Les politiques de réconciliation
Analyses, expériences, bilans
Comment les sociétés gravement affectées par une période de violence et
d'arbitraire sortent-elles de la répression, de la division de la société et de la guerre
civile ? Elles ont souvent eu recours à l'amnistie sans phrase, aux tribunaux ou
à l'épuration. Le temps finit aussi, comme on dit, par effacer les blessures et les
rancoeurs ; l'arrivée de nouveaux venus affaiblit le souvenir des souffrances des
luttes et de la répression. Mais lorsqu'il y a eu manifestes violations des droits de
l'homme, le silence et l'oubli sont répugnants.
Or, voilà que dès 1983, en Argentine, une fois la dictature militaire renversée,
on avance un mot non pas nouveau, mais auquel on fait porter une charge
éthique nouvelle et une trame politique inédite : la réconciliation. Pour réaliser la
réconciliation, les nouveaux régimes politiques mettent en place des Commissions
qui travaillent dans des contextes toujours particuliers mais qui soulèvent partout
des débats intenses et riches. Les vieilles notions de Vérité, Justice, Paix, etc., sont
investies de valeurs et de significations contradictoires et sont l'objet de conflits
qui vont jusqu'au différend entre les acteurs de ces politiques. À la réconciliation
attendue s'ajoutent les exigences de réparations. Parmi les associations de familles
de disparus et de victimes, les délais pour rendre la justice, les obstacles à dire ce
qui s'est passé et à identifier des responsables d'actes atroces imposent l'idée que
les politiques de réconciliation ont peu à voir avec la vérité et la justice. Quant au
pardon, un rejet salutaire à son égard s'est installé : appeler les victimes à pardonner
à leurs bourreaux revient à faire reposer la réconciliation sur la conscience des
premiers sans qu'aient été satisfaits leur besoin de vérité et la restauration de leur
dignité. Cependant, le pardon reste une possibilité rare et imprévue.
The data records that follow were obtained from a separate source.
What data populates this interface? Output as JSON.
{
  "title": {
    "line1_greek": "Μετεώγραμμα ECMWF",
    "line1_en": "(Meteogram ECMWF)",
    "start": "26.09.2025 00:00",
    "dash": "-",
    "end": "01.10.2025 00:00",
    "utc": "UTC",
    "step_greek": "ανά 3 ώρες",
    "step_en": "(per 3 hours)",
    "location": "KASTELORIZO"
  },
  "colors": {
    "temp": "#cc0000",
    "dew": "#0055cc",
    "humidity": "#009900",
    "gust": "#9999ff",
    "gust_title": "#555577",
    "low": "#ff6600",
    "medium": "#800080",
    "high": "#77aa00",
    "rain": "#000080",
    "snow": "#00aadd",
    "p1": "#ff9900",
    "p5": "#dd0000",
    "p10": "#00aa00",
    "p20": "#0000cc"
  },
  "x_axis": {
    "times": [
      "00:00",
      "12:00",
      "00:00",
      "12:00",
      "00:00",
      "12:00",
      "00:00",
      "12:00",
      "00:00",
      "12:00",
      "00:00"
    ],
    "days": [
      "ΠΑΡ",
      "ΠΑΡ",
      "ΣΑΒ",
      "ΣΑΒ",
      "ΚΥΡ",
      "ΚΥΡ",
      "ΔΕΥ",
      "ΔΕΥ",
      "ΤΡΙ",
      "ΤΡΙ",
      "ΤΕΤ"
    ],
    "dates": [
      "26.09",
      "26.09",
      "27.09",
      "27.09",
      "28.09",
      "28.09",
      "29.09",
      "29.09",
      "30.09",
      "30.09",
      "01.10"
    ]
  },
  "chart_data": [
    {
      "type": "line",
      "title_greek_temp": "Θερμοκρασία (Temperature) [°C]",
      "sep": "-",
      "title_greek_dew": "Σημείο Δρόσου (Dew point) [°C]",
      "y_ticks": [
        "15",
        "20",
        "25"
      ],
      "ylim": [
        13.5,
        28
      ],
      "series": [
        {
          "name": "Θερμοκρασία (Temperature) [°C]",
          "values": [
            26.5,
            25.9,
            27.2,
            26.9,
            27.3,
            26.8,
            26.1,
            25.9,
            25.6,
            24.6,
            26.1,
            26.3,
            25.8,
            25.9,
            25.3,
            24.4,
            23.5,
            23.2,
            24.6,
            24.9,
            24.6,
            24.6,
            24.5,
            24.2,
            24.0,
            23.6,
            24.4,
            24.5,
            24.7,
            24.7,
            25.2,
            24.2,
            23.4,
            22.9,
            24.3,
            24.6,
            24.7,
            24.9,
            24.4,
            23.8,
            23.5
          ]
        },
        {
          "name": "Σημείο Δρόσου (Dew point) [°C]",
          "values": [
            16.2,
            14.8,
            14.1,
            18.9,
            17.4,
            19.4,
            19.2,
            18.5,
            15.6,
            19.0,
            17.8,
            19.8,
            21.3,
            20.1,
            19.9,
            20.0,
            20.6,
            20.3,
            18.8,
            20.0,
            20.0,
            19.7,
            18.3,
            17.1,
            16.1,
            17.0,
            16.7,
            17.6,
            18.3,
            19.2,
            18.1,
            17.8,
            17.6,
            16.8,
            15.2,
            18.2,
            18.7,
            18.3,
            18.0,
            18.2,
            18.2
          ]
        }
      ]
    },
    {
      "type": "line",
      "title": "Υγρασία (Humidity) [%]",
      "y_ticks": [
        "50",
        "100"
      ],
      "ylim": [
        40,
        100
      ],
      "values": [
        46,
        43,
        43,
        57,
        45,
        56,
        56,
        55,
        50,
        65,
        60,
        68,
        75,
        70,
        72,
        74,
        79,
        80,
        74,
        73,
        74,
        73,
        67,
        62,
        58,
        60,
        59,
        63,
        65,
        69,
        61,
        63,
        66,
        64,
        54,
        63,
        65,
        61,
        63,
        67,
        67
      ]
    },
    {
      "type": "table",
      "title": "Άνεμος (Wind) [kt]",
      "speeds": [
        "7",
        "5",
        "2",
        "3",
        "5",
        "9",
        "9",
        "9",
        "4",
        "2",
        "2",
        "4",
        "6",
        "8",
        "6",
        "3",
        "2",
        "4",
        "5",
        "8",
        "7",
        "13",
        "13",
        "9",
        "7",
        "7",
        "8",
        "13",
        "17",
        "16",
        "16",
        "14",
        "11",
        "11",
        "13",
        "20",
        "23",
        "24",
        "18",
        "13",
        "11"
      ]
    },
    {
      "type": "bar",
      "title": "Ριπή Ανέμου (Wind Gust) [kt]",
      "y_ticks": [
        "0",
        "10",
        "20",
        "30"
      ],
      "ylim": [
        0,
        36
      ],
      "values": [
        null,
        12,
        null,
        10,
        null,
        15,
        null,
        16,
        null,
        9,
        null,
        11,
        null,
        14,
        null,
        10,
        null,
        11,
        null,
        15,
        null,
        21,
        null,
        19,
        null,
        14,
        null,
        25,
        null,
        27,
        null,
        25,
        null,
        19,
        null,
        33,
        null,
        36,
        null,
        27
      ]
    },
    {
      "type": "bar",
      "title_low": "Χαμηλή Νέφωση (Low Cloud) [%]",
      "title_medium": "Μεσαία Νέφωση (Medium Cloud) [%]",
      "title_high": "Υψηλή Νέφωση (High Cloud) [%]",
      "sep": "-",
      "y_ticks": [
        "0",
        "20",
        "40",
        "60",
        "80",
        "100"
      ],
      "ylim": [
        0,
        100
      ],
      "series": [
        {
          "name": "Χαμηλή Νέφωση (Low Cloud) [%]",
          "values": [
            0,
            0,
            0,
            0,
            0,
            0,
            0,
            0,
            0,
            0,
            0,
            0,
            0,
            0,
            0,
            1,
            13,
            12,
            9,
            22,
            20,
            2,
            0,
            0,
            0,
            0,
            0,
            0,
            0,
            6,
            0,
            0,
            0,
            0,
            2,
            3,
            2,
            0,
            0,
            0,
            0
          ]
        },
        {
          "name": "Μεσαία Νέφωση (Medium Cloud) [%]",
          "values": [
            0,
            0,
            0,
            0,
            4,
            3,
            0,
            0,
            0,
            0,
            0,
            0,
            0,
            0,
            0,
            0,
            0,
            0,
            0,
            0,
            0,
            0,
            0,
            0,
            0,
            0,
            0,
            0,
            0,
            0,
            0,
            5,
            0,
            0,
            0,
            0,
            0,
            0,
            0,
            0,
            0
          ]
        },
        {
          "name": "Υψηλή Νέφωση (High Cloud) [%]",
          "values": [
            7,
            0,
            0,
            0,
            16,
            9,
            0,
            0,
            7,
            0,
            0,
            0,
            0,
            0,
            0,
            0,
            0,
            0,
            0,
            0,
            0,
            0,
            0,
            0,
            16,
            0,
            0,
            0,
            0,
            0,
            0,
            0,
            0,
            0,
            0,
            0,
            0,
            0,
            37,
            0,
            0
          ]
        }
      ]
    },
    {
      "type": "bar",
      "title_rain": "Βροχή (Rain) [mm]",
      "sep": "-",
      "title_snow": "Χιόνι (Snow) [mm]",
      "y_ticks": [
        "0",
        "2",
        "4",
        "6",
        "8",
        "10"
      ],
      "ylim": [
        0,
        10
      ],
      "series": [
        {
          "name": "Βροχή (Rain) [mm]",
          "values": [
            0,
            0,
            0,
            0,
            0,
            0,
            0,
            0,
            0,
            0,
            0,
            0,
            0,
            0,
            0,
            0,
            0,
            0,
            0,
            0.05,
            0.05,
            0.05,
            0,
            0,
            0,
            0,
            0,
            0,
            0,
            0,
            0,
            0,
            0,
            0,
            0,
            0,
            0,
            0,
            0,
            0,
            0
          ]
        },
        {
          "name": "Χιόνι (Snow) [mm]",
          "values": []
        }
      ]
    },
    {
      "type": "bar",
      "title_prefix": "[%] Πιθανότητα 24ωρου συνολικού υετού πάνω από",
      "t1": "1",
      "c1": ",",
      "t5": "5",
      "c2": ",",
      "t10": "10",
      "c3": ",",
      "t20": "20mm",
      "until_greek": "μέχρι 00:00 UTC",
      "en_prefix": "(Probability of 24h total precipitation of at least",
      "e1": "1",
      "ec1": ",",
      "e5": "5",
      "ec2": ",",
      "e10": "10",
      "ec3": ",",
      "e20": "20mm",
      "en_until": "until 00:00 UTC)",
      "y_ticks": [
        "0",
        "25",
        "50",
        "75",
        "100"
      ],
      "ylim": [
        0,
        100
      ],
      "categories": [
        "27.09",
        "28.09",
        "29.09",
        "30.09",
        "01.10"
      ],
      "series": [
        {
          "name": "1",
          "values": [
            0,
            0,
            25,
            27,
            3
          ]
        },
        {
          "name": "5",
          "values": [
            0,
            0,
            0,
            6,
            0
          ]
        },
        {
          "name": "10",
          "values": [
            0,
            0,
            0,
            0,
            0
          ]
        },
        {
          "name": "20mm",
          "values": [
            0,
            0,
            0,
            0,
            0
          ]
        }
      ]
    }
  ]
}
Plus de trente ans après la première expérience de réconciliation, il est possible
de proposer des analyses des notions engagées dans ces politiques (quelle « vérité » ?
quelle réconciliation ? quelle politique ?), de faire le récit d'expériences (en
Colombie, au Pérou, en Afrique du Sud) et d'esquisser un bilan de ce qui a été
manqué (Guatemala) ou seulement aperçu (l'Afrique des Grands Lacs), et de
l'écart entre une utopie et les réalités individuelles (Rwanda).